Di Valentina Zaccagnini

Scritto da Marius von Mayenburg, regia di Kirill Serebrennikov, con Viktoriya Isakova e Pyotr Skvortsov, Yuliya Aug. Titolo originale: Ученик. Produzione: Hype film, Russia, 2016, 118 Min.

Venyamin è un liceale che ha compiuto una scelta radicale: quella di dedicare la sua vita a diffondere ed essere testimone della Parola di Dio. Una cosa insolita per un adolescente, ma Venya è così profondamente attaccato alle sue convinzioni fondamentaliste da rovinare prima il rapporto con sua madre, trattandola poco più di una sguattera che ha osato divorziare da suo marito. Poi a scuola interrompe la lezione di nuoto per lanciarsi in un sermone contro l’impudicizia delle giovani donne presenti che indossano solo dei bikini. Comincia così il suo testardissimo percorso da vero discepolo di Cristo.

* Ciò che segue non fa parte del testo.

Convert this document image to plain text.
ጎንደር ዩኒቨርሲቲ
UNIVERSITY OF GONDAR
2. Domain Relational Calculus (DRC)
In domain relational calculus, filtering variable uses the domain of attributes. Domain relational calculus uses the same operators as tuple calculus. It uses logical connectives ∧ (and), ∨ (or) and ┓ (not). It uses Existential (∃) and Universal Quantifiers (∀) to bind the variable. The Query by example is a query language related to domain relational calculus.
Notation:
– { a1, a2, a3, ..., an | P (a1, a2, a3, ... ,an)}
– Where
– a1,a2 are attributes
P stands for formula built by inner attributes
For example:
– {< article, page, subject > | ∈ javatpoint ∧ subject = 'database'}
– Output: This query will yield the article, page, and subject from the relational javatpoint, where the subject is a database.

Per protestare contro la teoria dell’evoluzionismo, si veste da scimmia durante la lezione di biologia colpevole di insabbiare la vera creazione del mondo per opera di Dio. Poi costruisce un gigantesco crocefisso da appendere in aula in modo che tutti possano rendere conto al Signore in ogni momento. Non si lava per giorni. Con la bibbia in mano, vaga per la scuola e lancia anatemi contro la lussuria delle donne, contro gli ebrei deicidi, contro i comportamenti deviati degli omosessuali, esaltando la necessità di accogliere Cristo nella propria vita come esempio e unica salvezza dalle fiamme dell’Inferno.

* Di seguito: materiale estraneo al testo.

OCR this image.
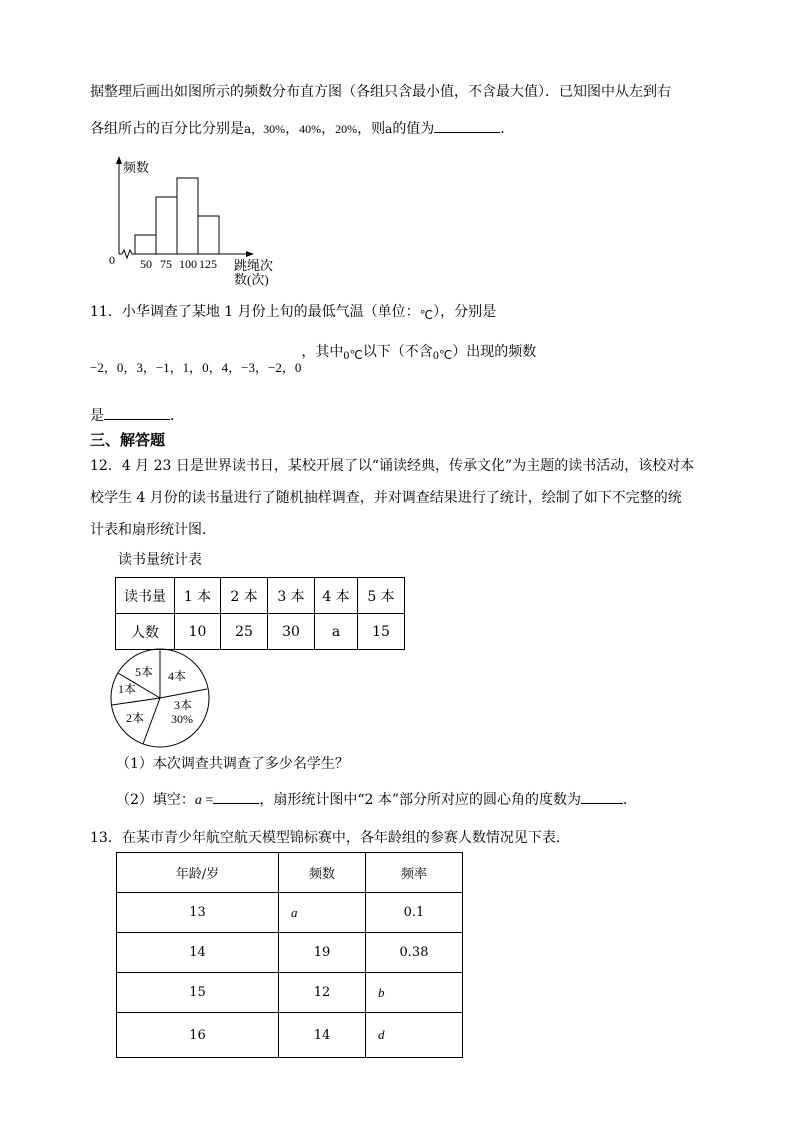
据整理后画出如图所示的频数分布直方图（各组只含最小值，不含最大值）．已知图中从左到右
各组所占的百分比分别是a，30%，40%，20%，则a的值为	．
50 75 100 125
频数
0	跳绳次
数(次)
11．小华调查了某地 1 月份上旬的最低气温（单位：℃），分别是
−2，0，3，−1，1，0，4，−3，−2，0，其中0℃以下（不含0℃）出现的频数
是	．
三、解答题
12．4 月 23 日是世界读书日，某校开展了以“诵读经典，传承文化”为主题的读书活动，该校对本
校学生 4 月份的读书量进行了随机抽样调查，并对调查结果进行了统计，绘制了如下不完整的统
计表和扇形统计图．
读书量统计表
读书量	1 本	2 本	3 本	4 本	5 本
人数	10	25	30	a	15
5本 4本
1本
2本
3本
30%
（1）本次调查共调查了多少名学生？
（2）填空：a =	，扇形统计图中“2 本”部分所对应的圆心角的度数为	．
13．在某市青少年航空航天模型锦标赛中，各年龄组的参赛人数情况见下表．
年龄/岁	频数	频率
13	a	0.1
14	19	0.38
15	12	b
16	14	d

Raccatta da un cassonetto Grisha, un disabile bullizzato dai compagni, e ne fa il suo devoto (ma per ben altri motivi) discepolo, intercedendo con l’Altissimo affinché compia il miracolo e lo guarisca dalla malattia. Tutti questi comportamenti estremi creano ingerenza nella vita di quelli che lo circondano col – nemmeno troppo tacito – supporto della preside che bolla questi atteggiamenti come “ragazzate che non fanno male a nessuno”. A opporsi a questo condizionamento giornaliero è la prof di biologia, Elena, l’unica ad accorgersi della pericolosità e delle storture nascoste dietro i comportamenti di Venya che, ai suoi occhi, sembra proprio essere un fondamentalista religioso cristiano.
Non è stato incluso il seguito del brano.